One of the glaring lessons COVID-19 has taught us is how valuable tailored data are for understanding and tracking trends in public health, while also leveraging these data to optimize care and effectively streamline resources.
As the crisis emerged, a primary challenge many organizations faced was data availability. Whether it be data fragmentation within the supply chain or new diseases requiring data models to be trained and scored from only a few confirmed cases, so many teams didn’t have access to these crucial data sets due to disparate information sources and data silos when trying to create solutions amidst the pandemic. Even some of the most highly regarded research institutions were reduced to scaling their data sets through web-based symptom surveys when building models and had access to limited technology infrastructure in place to share findings.
Healthcare data analytics is a critical resource that hospitals and healthcare systems tap to offer insights into patient management, hospital operation, cost management and more. Unfortunately, most hospitals and healthcare systems have opted for canned, prepackaged analytics—when in reality, the best solutions to understand the data and trends that drive the most valuable return need to be built from scratch.
Crucial elements of a successful program include building data infrastructure from the inside, so just as data science is critical to most every industry today to gain a competitive edge, healthcare should value this intelligence and designate data analysts and scientists as essential employees. From there, teams can build robust, advanced programs with technology partners to leverage observational analytics tools like video streaming, real-time analytics for emergency management of large medical centers, web touch and digital front door workflows that understand behaviors and patterns.
Now that we’ve been through round one with COVID-19, it’s time to prepare for the next surge of cases by creating data-driven decisions and forecasting future public health threats.
Below are four predictions on how healthcare analytics programs will need to evolve based on what we have learned from the pandemic:
- ‘Coopetition’ partnerships will continue to emerge: A silver lining in all of this is the amount of collaboration that has taken place. We’re witnessing typically competitive markets come together to mobilize and exchange data quickly. Collectively, they are disrupting regional case preparation and predictions, generating unbiased therapeutic outcomes analysis and ventilator availability analysis. One shining example of this is how Rush Medical and neighboring Chicago acute care centers are collaborating to share bed capacity data. This partnership has added reaction time for both case and emergency management to mitigate ambulance diversions and inform on-the-ground staff of abnormal fluctuation in patient flows.

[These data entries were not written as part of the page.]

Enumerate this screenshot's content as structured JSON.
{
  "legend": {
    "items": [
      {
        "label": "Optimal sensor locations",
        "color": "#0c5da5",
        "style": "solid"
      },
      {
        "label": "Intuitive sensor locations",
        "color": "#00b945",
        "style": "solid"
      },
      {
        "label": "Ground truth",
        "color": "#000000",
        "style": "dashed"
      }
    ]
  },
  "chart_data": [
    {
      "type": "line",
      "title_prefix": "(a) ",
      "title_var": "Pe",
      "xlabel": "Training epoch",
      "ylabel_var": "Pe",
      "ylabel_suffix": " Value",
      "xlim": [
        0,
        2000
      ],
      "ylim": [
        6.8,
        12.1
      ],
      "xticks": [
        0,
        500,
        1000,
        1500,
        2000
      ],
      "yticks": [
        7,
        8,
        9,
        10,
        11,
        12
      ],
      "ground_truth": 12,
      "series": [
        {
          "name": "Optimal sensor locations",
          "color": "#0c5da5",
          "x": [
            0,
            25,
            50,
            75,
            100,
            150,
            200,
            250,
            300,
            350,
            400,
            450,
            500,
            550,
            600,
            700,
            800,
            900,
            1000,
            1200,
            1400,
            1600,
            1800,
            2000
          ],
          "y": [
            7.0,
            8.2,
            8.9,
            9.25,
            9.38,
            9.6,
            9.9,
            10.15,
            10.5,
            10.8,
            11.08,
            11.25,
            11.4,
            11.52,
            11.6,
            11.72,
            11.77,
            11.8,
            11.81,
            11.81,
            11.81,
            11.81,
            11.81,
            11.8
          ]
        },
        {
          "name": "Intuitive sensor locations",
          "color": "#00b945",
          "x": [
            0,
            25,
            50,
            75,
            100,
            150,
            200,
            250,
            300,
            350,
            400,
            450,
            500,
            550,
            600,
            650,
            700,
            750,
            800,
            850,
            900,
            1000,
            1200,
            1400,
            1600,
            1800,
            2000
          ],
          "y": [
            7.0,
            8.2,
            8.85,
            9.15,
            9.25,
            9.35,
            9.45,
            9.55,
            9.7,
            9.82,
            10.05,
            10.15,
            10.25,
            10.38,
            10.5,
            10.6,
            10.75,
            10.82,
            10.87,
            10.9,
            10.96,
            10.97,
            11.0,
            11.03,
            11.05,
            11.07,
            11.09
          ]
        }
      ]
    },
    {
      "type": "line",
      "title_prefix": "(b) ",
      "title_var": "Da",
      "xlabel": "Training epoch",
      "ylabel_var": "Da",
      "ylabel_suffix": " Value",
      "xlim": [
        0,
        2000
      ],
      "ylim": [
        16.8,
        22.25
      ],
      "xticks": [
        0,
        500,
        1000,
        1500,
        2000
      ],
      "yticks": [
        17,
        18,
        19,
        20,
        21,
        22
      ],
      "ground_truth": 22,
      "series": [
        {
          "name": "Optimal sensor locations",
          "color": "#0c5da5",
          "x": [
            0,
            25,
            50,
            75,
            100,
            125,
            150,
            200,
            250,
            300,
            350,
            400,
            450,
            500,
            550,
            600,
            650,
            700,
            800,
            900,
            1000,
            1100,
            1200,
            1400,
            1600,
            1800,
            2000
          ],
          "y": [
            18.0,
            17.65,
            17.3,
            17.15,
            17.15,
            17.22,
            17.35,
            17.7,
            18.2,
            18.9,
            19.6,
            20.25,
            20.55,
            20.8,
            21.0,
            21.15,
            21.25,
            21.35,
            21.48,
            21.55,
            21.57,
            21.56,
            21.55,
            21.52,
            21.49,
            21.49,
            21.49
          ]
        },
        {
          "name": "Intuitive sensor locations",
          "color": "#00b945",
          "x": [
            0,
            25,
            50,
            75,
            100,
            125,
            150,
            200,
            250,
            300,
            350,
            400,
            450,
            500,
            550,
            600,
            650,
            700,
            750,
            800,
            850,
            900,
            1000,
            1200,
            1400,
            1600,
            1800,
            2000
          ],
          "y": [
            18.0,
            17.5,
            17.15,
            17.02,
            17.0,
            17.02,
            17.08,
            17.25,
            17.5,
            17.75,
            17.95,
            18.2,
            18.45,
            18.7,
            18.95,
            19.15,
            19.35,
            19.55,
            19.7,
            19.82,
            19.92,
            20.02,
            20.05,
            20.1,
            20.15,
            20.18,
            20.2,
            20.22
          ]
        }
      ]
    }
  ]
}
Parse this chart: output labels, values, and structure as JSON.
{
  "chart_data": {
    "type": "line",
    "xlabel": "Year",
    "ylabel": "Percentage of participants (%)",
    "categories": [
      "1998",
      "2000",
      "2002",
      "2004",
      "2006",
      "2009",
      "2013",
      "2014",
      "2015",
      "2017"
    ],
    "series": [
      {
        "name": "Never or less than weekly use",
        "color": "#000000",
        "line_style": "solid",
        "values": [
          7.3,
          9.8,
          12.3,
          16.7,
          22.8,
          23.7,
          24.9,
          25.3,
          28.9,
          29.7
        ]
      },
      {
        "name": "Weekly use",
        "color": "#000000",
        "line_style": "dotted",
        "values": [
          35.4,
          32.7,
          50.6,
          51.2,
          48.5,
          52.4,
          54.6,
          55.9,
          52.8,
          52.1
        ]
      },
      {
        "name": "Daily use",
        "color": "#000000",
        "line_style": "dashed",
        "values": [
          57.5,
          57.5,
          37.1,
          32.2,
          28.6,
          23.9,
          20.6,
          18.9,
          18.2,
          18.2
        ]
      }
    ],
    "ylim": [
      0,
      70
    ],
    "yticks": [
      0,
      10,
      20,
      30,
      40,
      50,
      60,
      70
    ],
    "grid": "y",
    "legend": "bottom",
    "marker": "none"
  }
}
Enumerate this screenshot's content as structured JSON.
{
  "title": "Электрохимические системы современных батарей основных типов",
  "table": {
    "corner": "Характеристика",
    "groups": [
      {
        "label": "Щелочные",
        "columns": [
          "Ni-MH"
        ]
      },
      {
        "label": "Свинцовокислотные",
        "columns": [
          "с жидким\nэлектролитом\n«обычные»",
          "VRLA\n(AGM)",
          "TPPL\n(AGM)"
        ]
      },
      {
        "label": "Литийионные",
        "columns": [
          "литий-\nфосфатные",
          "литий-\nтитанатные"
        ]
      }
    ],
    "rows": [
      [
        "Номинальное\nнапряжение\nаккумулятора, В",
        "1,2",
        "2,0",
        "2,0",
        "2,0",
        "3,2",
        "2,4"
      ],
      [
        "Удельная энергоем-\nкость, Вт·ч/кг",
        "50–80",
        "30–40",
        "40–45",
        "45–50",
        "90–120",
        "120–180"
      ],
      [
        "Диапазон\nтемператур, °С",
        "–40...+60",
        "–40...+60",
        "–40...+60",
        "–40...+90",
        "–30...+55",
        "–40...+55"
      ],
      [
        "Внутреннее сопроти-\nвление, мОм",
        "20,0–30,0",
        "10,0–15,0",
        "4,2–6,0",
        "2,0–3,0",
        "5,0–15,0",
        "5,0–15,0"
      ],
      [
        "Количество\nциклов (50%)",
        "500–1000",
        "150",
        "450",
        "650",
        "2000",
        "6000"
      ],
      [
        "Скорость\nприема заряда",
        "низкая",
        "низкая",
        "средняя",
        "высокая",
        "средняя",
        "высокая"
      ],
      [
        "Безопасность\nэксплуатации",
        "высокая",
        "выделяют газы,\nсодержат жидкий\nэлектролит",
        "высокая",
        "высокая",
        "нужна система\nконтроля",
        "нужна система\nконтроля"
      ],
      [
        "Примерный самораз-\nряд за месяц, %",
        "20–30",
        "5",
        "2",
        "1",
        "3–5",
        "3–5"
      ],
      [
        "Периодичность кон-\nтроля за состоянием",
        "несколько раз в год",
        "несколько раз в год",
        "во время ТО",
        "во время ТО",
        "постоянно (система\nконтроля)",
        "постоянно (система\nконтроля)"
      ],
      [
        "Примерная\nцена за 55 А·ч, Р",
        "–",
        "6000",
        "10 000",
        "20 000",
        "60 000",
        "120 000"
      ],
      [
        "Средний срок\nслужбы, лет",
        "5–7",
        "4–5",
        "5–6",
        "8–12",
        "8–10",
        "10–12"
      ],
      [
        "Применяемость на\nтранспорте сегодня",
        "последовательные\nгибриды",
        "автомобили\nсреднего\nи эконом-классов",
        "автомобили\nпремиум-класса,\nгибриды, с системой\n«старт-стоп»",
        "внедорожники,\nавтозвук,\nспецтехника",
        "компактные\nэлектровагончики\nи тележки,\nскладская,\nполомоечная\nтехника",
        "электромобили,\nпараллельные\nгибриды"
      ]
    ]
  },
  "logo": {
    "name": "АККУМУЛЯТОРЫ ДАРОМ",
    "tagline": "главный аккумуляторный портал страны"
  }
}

- Cross-functional cooperation will increase: A few organizations have begun to oversee collaboration among emergency management and patient safety teams to open their doors safely and efficiently to non-COVID-19 patients. These partnerships have created innovative strategies like using emerging technologies units to repurpose video camera analysis (which is often utilized for retail analytics) to now ensure physical distancing is enforced and at-risk populations remain safe on large campuses.
- Expect even more transparency to be created in the healthcare supply chain regionally: The data that prevent stock-outs within an organization are largely the same principles that prevent stock-outs regionally. Anticipate seeing more collaboration and incentives to prevent these critical supplies from diminishing at both regional and national levels for the greater good of the healthcare workforce.
- Hedging bets on barrier analytics: If a baseline understanding is not established as to why certain individuals are or are not responding to support programs, even achieving incremental success will be limited to supporting patient behavior on preventative care initiatives. After COVID-19, there is a need to double-down on “barrier analytics,” or analytics that remove barriers to improved outcomes. Organizations that fine-tune their outcomes programs to alleviate barriers to access to equity care, add self-care compliance, drive telemedicine insights and prioritize team collaboration will thrive.
With financial, technical and workforce constraints influencing decisions, as well as the cultural shift needed to view data analytics as critical infrastructure and assets for crisis management, the challenge is real for leaders to create viable healthcare data analytics programs to meet the needs for COVID-19 recovery and beyond.
However, it’s more critical than ever to build platforms and create expert data teams which can quickly synthesize models to forecast patient volume and supply availability—that can be adjusted in real-time—to create safe spaces for patients to seek care and for healthcare workers to provide care.
Daniel Ulatowski is an epidemiologist and Healthcare & Life Sciences Advisor at Teradata, a leader in healthcare analytics.